Is there then a way out? Broadcasting art on generalist channels would mean not only increasing the cultural offer, but also intercepting the interests of a wider audience, making art more accessible and, above all, fulfilling the mission of public service. Rai should give a damn about theaudience, because chasing ratings should not be its goal. However, we know that, at least for the moment, this is not the case, and it is necessary to find intermediate ways. One might then look at what La7 does, where, with seemingly paradoxical evidence, the art offerings are more extensive than those of Rai: on Aldo Cazzullo’s Particular Day they often talk about art and with a decidedly fresher and more appealing format than that of Alberto Angela’s programs, there is a container entirely dedicated to art(Artbox), there is the weekly appointment with Jacopo Veneziani (a figure to whom, it can be said without hesitation, much more space should be given) in the program In Other Words.
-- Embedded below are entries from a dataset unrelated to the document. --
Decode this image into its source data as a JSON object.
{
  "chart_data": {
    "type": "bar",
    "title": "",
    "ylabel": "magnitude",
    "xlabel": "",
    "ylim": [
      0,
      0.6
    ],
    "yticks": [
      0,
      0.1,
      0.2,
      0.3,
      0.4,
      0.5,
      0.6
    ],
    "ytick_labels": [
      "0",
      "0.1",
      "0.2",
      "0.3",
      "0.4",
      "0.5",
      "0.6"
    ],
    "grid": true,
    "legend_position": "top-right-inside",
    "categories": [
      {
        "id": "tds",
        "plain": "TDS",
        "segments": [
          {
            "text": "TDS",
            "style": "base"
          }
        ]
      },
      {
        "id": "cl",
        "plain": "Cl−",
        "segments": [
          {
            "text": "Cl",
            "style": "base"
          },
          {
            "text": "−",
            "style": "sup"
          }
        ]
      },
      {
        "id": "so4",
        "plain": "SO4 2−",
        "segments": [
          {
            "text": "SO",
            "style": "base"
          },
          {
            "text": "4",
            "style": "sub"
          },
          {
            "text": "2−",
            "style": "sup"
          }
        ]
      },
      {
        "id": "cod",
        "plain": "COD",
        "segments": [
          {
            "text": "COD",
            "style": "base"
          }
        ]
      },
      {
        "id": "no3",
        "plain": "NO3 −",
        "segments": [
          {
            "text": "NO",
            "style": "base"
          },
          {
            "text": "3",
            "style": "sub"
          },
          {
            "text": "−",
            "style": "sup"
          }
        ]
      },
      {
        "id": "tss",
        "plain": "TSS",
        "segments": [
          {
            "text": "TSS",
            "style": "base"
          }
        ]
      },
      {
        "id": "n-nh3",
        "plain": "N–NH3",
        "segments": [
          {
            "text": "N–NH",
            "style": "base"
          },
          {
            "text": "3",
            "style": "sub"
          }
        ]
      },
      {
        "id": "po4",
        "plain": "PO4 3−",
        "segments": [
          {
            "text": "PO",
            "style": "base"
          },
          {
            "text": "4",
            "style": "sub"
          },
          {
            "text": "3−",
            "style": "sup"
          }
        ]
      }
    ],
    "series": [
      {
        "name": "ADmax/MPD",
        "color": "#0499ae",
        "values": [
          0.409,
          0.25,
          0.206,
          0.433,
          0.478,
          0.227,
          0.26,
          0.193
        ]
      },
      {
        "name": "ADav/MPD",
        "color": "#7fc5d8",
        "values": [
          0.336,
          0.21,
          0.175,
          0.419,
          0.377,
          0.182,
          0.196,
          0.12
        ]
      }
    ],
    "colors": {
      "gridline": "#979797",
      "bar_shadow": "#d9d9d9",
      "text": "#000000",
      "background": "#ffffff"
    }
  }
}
La7’s programming is proof that it is still possible to talk about art on a generalist channel. No one, of course, is saying that there is a need to go back to the Rai of the 1970s, to Simongini’s programs, to permanent critics on TV (that would not be bad, but perhaps it would be too bold), nor that art should have a leading role that it never had in the history of Italian TV. But there are many other ways. Change strategy, experiment, dare. Public television could and should do more: Refresh formats, focus on new figures or rely on charismatic presenters, go back to including art within talk shows, within news programs, invent segments on exhibitions, hidden treasures or all that is topical about art, look for connections between art and contemporary popular culture, between art and fashion, music, cinema, find more engaging narrative forms. To show, in short, that art can aspire to a wider audience than is usually reserved for it. And try to reverse that marginalization to which art on TV has been forced for too many years.